What strikes you first is size – raw, unrelenting mass. Picture after picture reveals endless rows of structures fading into haze, rotting together like a town erased by breath held too long.

Eastern State Hospital Williamsburg Virginia

DepositPhotos

Started in 1773, Eastern State holds the title of North America’s first public mental health hospital. Though today’s structures were built later, the ground remembers every year.

Parts left behind on the grounds show up often in photos – these spots do not echo old Victorian halls; instead they seem colder, sharper, like unused clinics frozen mid-thought. That newness twists the silence, making it odder, less remote.

Seaview Hospital on Staten Island New York

DepositPhotos

On top of a rise overlooking the water, Seaview opened in 1913 to treat TB patients under wide roofs meant for fresh air. That purpose shifted over time until it operated like any standard medical center.

By the 1970s, doors shut for good. Since then, wind, rain, and curious visitors have moved freely through its halls. Images captured inside the central patient area stand out – tall rooms once filled with light, lined with glass panes now cracked, sightlines opening toward the ocean when skies allow. Down below, the old morgue appears often in pictures, maybe too many by now.

What Stays Behind

DepositPhotos

Falling down, the structures slowly crumble. Papers vanish over years, workers step away or pass on.

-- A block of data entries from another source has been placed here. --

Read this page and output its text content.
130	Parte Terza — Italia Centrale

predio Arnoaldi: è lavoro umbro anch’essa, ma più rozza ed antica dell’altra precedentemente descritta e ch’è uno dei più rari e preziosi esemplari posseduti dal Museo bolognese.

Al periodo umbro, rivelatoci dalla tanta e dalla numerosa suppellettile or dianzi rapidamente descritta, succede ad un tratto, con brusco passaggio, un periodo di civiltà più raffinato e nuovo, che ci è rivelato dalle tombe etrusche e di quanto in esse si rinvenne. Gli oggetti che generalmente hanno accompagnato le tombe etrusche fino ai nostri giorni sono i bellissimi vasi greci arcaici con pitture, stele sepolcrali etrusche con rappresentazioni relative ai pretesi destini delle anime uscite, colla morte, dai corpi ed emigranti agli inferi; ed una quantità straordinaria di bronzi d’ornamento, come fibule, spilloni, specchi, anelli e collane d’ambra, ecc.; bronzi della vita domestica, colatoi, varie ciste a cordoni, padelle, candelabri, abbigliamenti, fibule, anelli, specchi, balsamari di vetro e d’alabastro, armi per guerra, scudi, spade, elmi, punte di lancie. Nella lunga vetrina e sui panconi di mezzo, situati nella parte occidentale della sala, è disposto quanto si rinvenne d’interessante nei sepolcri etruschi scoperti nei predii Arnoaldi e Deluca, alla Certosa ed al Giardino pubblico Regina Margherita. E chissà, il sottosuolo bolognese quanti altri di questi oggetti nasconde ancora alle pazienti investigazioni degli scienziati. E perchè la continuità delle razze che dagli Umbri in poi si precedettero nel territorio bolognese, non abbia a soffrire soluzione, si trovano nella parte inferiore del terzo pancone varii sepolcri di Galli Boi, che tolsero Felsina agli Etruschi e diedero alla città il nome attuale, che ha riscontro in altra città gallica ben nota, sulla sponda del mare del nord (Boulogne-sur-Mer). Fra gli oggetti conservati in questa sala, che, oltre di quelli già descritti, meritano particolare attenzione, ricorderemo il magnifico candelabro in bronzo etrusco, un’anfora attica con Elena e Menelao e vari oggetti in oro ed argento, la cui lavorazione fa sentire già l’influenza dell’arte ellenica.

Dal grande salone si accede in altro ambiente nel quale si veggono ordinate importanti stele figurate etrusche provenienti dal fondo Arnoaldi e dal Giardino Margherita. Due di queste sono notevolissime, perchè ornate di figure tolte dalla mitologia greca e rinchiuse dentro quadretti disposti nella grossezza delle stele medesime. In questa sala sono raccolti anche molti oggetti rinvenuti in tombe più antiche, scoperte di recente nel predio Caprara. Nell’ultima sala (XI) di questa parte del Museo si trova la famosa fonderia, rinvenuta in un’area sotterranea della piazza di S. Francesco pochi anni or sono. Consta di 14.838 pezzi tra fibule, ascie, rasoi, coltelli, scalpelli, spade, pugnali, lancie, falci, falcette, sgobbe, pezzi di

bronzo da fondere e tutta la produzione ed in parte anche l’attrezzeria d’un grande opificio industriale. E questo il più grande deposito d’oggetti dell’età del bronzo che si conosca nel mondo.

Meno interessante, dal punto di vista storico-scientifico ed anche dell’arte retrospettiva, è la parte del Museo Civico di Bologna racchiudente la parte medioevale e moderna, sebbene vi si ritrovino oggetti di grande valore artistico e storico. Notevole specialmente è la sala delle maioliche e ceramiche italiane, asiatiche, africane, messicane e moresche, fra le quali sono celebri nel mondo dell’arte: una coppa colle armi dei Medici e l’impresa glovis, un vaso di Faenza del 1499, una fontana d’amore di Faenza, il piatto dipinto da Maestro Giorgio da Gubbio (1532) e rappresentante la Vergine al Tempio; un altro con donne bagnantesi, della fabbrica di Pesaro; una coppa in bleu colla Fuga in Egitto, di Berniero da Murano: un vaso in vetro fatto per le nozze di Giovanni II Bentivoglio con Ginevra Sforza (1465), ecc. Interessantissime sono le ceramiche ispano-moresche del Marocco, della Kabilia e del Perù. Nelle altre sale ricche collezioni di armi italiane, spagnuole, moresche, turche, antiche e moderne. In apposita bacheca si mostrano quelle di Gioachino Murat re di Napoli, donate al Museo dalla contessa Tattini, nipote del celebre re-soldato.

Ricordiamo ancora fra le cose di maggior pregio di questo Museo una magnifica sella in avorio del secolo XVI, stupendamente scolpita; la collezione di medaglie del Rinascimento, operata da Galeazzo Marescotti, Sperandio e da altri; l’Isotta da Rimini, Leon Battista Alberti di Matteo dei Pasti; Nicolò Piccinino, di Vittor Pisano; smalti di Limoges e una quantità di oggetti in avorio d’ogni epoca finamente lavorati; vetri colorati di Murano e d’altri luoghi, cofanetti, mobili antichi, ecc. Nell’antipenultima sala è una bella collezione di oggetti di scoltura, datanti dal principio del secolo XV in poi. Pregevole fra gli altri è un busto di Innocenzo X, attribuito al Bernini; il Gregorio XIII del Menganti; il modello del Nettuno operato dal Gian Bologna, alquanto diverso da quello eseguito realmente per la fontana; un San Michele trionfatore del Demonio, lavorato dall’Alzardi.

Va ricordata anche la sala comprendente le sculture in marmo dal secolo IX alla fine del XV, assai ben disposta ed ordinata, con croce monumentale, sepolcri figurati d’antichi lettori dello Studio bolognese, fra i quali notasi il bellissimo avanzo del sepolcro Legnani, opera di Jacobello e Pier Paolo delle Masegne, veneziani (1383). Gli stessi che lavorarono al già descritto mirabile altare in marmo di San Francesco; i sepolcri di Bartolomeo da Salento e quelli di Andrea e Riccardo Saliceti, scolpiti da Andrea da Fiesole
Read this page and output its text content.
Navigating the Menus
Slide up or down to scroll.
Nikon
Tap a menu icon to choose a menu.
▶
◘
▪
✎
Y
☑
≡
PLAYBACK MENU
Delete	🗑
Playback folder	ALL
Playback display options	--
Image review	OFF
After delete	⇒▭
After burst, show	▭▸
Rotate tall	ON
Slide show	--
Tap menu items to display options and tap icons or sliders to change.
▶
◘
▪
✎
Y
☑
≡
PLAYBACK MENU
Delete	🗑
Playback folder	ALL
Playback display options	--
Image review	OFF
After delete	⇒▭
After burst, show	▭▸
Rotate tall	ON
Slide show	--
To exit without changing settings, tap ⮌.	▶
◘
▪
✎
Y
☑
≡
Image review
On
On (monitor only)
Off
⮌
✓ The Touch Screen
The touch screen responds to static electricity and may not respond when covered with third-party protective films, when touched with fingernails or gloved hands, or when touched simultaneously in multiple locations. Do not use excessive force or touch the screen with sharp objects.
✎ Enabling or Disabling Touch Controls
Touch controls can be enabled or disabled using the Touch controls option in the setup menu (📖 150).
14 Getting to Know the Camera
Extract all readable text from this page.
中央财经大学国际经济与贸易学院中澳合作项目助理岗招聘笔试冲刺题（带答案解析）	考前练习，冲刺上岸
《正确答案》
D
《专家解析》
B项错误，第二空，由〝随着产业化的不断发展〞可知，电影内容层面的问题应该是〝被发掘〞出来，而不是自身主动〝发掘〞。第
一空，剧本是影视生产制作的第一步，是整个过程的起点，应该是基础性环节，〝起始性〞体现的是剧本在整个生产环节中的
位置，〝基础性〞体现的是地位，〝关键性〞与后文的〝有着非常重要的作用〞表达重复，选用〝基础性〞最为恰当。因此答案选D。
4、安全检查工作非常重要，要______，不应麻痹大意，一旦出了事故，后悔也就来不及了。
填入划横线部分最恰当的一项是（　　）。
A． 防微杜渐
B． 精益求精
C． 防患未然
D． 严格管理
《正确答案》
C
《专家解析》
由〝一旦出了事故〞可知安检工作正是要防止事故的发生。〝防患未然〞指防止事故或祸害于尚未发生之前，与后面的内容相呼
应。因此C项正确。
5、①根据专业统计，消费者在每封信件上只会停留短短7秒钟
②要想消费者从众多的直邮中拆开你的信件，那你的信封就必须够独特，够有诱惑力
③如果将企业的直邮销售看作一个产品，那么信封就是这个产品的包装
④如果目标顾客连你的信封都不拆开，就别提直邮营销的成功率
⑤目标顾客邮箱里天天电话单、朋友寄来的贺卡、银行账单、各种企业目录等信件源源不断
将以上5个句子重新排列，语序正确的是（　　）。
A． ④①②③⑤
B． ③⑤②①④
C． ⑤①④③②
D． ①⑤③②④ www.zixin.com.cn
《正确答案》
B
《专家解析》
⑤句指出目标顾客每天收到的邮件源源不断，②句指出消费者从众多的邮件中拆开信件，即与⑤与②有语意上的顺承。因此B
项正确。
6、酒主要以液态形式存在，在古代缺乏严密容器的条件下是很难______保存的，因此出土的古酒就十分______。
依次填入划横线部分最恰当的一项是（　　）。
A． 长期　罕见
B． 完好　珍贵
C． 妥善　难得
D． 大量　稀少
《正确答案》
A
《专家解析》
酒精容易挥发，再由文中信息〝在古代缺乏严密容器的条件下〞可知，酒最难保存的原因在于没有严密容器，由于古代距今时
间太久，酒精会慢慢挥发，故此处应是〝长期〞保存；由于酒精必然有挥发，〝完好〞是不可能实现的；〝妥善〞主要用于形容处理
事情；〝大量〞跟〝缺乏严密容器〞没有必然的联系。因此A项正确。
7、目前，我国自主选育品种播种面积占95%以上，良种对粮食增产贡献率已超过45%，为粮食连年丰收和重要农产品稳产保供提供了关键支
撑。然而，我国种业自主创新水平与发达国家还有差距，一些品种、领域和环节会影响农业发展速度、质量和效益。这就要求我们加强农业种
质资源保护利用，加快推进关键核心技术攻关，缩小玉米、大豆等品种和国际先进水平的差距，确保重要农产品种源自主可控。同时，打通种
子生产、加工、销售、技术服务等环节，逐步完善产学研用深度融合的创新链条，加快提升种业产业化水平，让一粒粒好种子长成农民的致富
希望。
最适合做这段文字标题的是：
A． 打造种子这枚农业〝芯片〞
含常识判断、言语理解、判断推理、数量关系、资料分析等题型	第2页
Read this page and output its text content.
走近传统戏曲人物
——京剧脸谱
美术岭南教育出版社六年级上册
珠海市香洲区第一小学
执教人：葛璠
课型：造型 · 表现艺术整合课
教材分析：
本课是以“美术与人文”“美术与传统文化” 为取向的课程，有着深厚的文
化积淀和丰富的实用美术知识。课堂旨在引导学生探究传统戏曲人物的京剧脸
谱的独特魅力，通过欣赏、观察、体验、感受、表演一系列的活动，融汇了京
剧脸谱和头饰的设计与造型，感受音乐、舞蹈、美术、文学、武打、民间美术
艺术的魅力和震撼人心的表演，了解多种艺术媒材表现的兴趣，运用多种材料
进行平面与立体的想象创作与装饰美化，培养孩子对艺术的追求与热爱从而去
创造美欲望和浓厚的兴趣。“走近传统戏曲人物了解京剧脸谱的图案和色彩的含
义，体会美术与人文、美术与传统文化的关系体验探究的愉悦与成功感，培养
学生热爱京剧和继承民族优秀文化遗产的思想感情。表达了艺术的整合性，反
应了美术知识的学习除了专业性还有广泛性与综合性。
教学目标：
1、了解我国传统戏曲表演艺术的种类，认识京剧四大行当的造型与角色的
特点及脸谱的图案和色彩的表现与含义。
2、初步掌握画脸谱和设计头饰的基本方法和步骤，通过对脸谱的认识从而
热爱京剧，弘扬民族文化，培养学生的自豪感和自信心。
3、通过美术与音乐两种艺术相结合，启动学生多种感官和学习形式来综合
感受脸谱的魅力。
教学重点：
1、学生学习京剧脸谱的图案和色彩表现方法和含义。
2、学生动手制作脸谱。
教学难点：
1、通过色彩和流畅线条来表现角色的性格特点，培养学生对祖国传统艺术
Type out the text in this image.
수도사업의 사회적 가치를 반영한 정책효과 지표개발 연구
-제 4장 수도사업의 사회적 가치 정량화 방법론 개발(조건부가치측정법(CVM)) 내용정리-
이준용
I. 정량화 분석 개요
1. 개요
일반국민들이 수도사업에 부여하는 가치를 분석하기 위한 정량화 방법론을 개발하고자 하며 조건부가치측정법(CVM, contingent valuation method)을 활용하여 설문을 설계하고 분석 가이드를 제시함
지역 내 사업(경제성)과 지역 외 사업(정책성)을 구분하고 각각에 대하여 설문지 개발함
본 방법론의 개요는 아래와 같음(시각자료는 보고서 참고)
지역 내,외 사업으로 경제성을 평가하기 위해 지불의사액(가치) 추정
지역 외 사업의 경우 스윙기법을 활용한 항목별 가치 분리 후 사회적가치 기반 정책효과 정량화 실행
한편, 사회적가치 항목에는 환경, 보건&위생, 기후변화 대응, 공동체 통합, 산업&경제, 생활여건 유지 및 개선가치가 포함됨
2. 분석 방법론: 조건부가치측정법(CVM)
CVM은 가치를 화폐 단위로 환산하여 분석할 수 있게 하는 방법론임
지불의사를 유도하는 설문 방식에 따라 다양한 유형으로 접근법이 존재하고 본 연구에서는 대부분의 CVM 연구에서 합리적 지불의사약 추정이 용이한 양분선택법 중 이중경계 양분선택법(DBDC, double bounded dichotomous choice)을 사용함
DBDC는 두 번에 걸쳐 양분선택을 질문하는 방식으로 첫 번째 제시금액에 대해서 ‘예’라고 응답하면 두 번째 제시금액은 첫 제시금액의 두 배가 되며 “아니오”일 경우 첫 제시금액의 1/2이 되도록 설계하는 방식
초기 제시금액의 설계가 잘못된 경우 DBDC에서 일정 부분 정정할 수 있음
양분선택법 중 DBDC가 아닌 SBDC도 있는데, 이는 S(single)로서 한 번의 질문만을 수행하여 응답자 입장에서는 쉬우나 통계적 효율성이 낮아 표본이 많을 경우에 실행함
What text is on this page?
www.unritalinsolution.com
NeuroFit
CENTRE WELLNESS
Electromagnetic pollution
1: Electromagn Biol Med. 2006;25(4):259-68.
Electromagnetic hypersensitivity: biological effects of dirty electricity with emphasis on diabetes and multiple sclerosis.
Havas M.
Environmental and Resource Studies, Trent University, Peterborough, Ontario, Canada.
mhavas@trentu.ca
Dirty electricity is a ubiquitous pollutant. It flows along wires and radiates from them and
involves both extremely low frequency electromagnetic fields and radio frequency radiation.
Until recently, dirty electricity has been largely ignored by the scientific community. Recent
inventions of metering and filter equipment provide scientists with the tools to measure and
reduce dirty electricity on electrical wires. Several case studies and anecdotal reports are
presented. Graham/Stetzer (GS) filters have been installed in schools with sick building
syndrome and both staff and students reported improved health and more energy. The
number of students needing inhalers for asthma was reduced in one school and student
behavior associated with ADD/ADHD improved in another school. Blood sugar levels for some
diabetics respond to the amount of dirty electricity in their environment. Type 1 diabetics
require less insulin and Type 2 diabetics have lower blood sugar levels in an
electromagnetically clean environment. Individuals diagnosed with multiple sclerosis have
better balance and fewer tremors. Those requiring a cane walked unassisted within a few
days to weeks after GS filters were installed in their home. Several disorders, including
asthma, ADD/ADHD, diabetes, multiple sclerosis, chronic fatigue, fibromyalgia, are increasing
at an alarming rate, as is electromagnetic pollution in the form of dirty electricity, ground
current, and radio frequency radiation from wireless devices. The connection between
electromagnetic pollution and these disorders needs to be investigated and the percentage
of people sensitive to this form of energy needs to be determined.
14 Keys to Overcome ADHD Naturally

Yet traces remain behind despite it all. Not always spirits – even if voices still debate such things late into night.

More like history itself presses hard against walls, too heavy for wind or rain to wash off completely. Staring at these images means more than watching old bricks break.

What holds your gaze isn’t just dust on old glass. It’s bodies arranged by a world unsure how to place those who didn’t fit.

Those shapes, frozen mid-breath – there lies the truth no caption can soften.